When we are attending to another person our eyes move automatically in the same direction that his or her eyes move, so we look at the same object.
This reflexive action is called gaze following.
It helps us understand what the other person is thinking about.

No other animal follows the gaze of another to the extent humans do.

Specialized learning abilities: filling the blanks in species-typical behavior patterns

Each species-typical learning ability helps to mesh some aspects of the animal’s species-typical behavior with particular variable characteristics of the animal’s environment.

Special abilities for learning what to eat

Omnivorous creatures must learn what is safe to eat.
Such animals have evolved special mechanisms for learning to identify healthful foods and avoid potential poisons.

Food-aversion learning: how it differs from typical classical conditioning

 Learning of food-aversion is different from classical conditioning.

  • One special characteristic of food-aversion learning as to do with the optimal delay between the conditioned and unconditioned stimuli.
    Food-aversion learning fails to occur if the gap between tasting the food and the induction of illness is less than a few minutes.
  • One characteristic has to do with the sorts of stimuli that can serve as conditioned stimuli for such learning
    The stimuli must be a distinctive taste or smell

There is a continuum of preparedness, such that animals are prepared by natural selection to make some associations and unprepared, or even contra-prepared of others.

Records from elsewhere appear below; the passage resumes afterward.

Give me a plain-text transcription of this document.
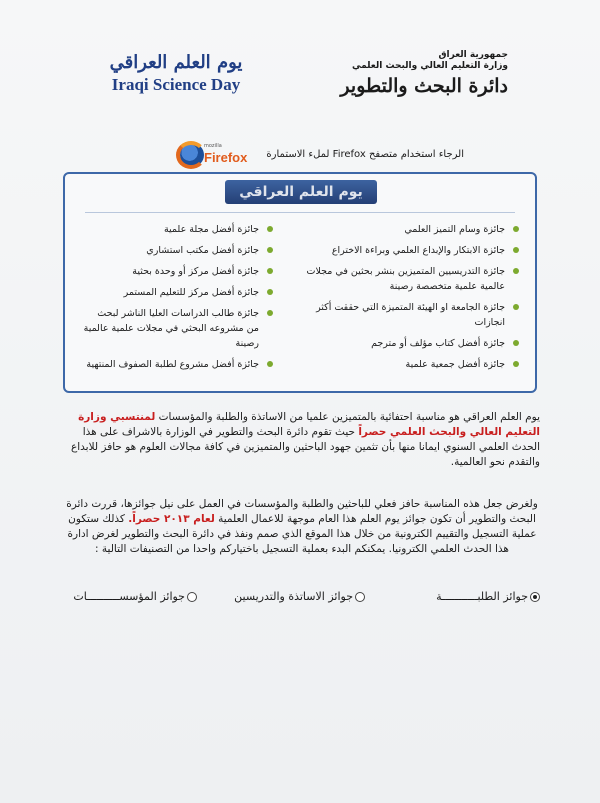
جمهورية العراق
وزارة التعليم العالي والبحث العلمي
دائرة البحث والتطوير
يوم العلم العراقي
Iraqi Science Day
الرجاء استخدام متصفح Firefox لملء الاستمارة
mozilla
Firefox
يوم العلم العراقي
جائزة وسام التميز العلمي
جائزة الابتكار والإبداع العلمي وبراءة الاختراع
جائزة التدريسيين المتميزين بنشر بحثين في مجلات عالمية علمية متخصصة رصينة
جائزة الجامعة او الهيئة المتميزة التي حققت أكثر انجازات
جائزة أفضل كتاب مؤلف أو مترجم
جائزة أفضل جمعية علمية
جائزة أفضل مجلة علمية
جائزة أفضل مكتب استشاري
جائزة أفضل مركز أو وحدة بحثية
جائزة أفضل مركز للتعليم المستمر
جائزة طالب الدراسات العليا الناشر لبحث من مشروعه البحثي في مجلات علمية عالمية رصينة
جائزة أفضل مشروع لطلبة الصفوف المنتهية
يوم العلم العراقي هو مناسبة احتفائية بالمتميزين علميا من الاساتذة والطلبة والمؤسسات لمنتسبي وزارة التعليم العالي والبحث العلمي حصراً حيث تقوم دائرة البحث والتطوير في الوزارة بالاشراف على هذا الحدث العلمي السنوي ايمانا منها بأن تثمين جهود الباحثين والمتميزين في كافة مجالات العلوم هو حافز للابداع والتقدم نحو العالمية.
ولغرض جعل هذه المناسبة حافز فعلي للباحثين والطلبة والمؤسسات في العمل على نيل جوائزها، قررت دائرة البحث والتطوير أن تكون جوائز يوم العلم هذا العام موجهة للاعمال العلمية لعام ٢٠١٣ حصراً. كذلك ستكون عملية التسجيل والتقييم الكترونية من خلال هذا الموقع الذي صمم ونفذ في دائرة البحث والتطوير لغرض ادارة هذا الحدث العلمي الكترونيا. يمكنكم البدء بعملية التسجيل باختياركم واحدا من التصنيفات التالية :
جوائز الطلبـــــــــــة
جوائز الاساتذة والتدريسين
جوائز المؤسســــــــــات
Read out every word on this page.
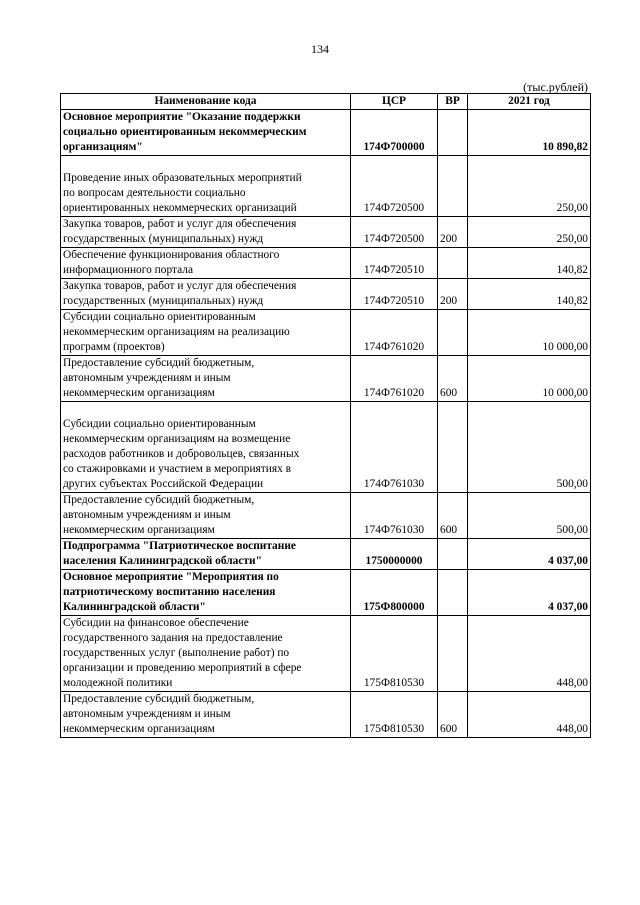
134
(тыс.рублей)
Наименование кода	ЦСР	ВР	2021 год

Основное мероприятие "Оказание поддержки
социально ориентированным некоммерческим
организациям"	174Ф700000		10 890,82

Проведение иных образовательных мероприятий
по вопросам деятельности социально
ориентированных некоммерческих организаций	174Ф720500		250,00

Закупка товаров, работ и услуг для обеспечения
государственных (муниципальных) нужд	174Ф720500	200	250,00

Обеспечение функционирования областного
информационного портала	174Ф720510		140,82

Закупка товаров, работ и услуг для обеспечения
государственных (муниципальных) нужд	174Ф720510	200	140,82

Субсидии социально ориентированным
некоммерческим организациям на реализацию
программ (проектов)	174Ф761020		10 000,00

Предоставление субсидий бюджетным,
автономным учреждениям и иным
некоммерческим организациям	174Ф761020	600	10 000,00

Субсидии социально ориентированным
некоммерческим организациям на возмещение
расходов работников и добровольцев, связанных
со стажировками и участием в мероприятиях в
других субъектах Российской Федерации	174Ф761030		500,00

Предоставление субсидий бюджетным,
автономным учреждениям и иным
некоммерческим организациям	174Ф761030	600	500,00

Подпрограмма "Патриотическое воспитание
населения Калининградской области"	1750000000		4 037,00

Основное мероприятие "Мероприятия по
патриотическому воспитанию населения
Калининградской области"	175Ф800000		4 037,00

Субсидии на финансовое обеспечение
государственного задания на предоставление
государственных услуг (выполнение работ) по
организации и проведению мероприятий в сфере
молодежной политики	175Ф810530		448,00

Предоставление субсидий бюджетным,
автономным учреждениям и иным
некоммерческим организациям	175Ф810530	600	448,00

Prepared behaviors: learned behaviors that are vital to an organisms survival
Unprepared behaviors: those acquired through the normal processes of operant conditioning and usually take repeated trials to learn
Contra-prepared behaviors: those that are difficult or impossible to learn despite the training.

Food-preference learning

Animals learn to prefer food that is high in calories.
Some delayed satisfying effect of the calories causes the students to develop a preference for the high-calorie food.

Learning from others what to eat.

Rats learn what to eat from another.

Humans are influenced by our observations of what those around us eat.
Food preferences can even begin while still in the womb.

Summary of rules for learning what to eat

  • When possible, eat what your elders eat.
  • When you eat new food, remember its taste and smell

Other examples of special learning abilities

Prepared fear-related learning

Humans are biological predisposed to acquire fears of situations and objects that posed thread to our evolutionary ancestors, and are less disposed to acquire fears of other situations and objects.

Imprinting in precocial birds: learning to identify one’s mother

Precocial birds: species in which the young can walk almost as soon as they hatch.
Because they can walk, they can get separated of their mother. To avoid that, they have an efficient mean to determine who their mother is and a drive near her.
This is imprinting.
Imprinting can occur in a restricted critical period.

Natural selection has worked out that the brain, sensory organs, and experience are coordinated to produce a valuable adaptive behavior.

Specialized place-learning abilities

Many animals have specialized abilities for learning and remembering specific locations that have biological significance to them.